A career military officer, General Westmoreland is restrained in his criticism of the way civilian bosses tied the hands of the military men from winning the war. He contents himself with reminding us that we should have used “timely and appropriate force to bring the war to an end.”
In a recent speech, General Westmoreland showed that he has obviously done a lot of thinking about what went wrong in Vietnam. His conclusions are not definitive, but they are a good springboard to the postmortems that the American people should make.
The General calls for a nonpartisan review of our foreign policy every two years. That’s an excellent idea. Most of those in the past who called for a nonpartisan or bipartisan foreign policy really meant, “Foreign policy should be immune from any criticism on either side of the aisle.” General Westmoreland is asking for criticism from both sides of the aisle in order to keep foreign policy attuned to our national interest and cleansed of special-interest political pressures.

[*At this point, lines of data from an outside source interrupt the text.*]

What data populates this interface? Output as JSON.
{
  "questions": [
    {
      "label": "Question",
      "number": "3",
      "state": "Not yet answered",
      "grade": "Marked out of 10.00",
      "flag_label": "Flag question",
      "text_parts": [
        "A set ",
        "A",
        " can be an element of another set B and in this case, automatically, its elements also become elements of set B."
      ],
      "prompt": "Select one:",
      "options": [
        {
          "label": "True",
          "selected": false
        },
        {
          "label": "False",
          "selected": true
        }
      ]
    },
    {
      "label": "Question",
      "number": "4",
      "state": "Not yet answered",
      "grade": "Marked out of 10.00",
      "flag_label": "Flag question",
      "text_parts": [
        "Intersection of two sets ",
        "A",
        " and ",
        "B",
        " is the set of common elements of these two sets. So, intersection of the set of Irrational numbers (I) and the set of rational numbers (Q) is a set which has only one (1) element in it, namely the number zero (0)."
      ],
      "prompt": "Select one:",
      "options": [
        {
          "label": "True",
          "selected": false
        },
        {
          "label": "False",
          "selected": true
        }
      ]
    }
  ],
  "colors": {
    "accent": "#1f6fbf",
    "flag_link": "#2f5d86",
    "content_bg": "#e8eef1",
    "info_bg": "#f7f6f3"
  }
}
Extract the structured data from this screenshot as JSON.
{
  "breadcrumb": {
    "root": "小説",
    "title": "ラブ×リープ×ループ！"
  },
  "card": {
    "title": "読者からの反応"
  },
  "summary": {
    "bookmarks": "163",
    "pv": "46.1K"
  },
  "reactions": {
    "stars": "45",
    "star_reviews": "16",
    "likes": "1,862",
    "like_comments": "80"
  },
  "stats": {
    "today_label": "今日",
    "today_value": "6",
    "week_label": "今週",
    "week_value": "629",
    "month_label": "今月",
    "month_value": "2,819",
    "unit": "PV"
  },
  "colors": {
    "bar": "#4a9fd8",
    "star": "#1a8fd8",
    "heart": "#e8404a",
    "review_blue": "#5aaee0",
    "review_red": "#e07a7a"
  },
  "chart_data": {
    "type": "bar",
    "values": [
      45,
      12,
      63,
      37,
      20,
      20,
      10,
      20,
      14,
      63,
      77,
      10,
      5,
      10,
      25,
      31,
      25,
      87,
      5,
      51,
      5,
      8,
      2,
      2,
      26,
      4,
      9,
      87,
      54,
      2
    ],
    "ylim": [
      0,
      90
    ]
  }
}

A major lesson we learned in the 1960s, according to General Westmoreland, was the mistake of deferring college students. That policy was discriminatory and undemocratic. It contributed to the guilt complex that fomented anti-war activism and filled the faculties with those who avoided the draft. The burden and hardship of war should not be borne by the poor man’s son only.
The deferral of college Students also hampered the war effort by forcing the Army to lower its standards for officers. Some marginal types were commissioned. General Westmoreland pointed out that this was “the tragedy of Lieutenant Calley”; he obviously was not of officer caliber.
After college deferments ran out, the Army inducted thousands with graduate and postgraduate degrees. New problems were caused because many privates had a better education than their sergeants and lieutenants.
Maybe General Westmoreland, being so close to the Vietnam War, is not the one to give the final assessment on what went wrong in Vietnam. But his conclusions are a good place to start. It is not in the national interest to sweep the Vietnam mess under the rug and just forget it.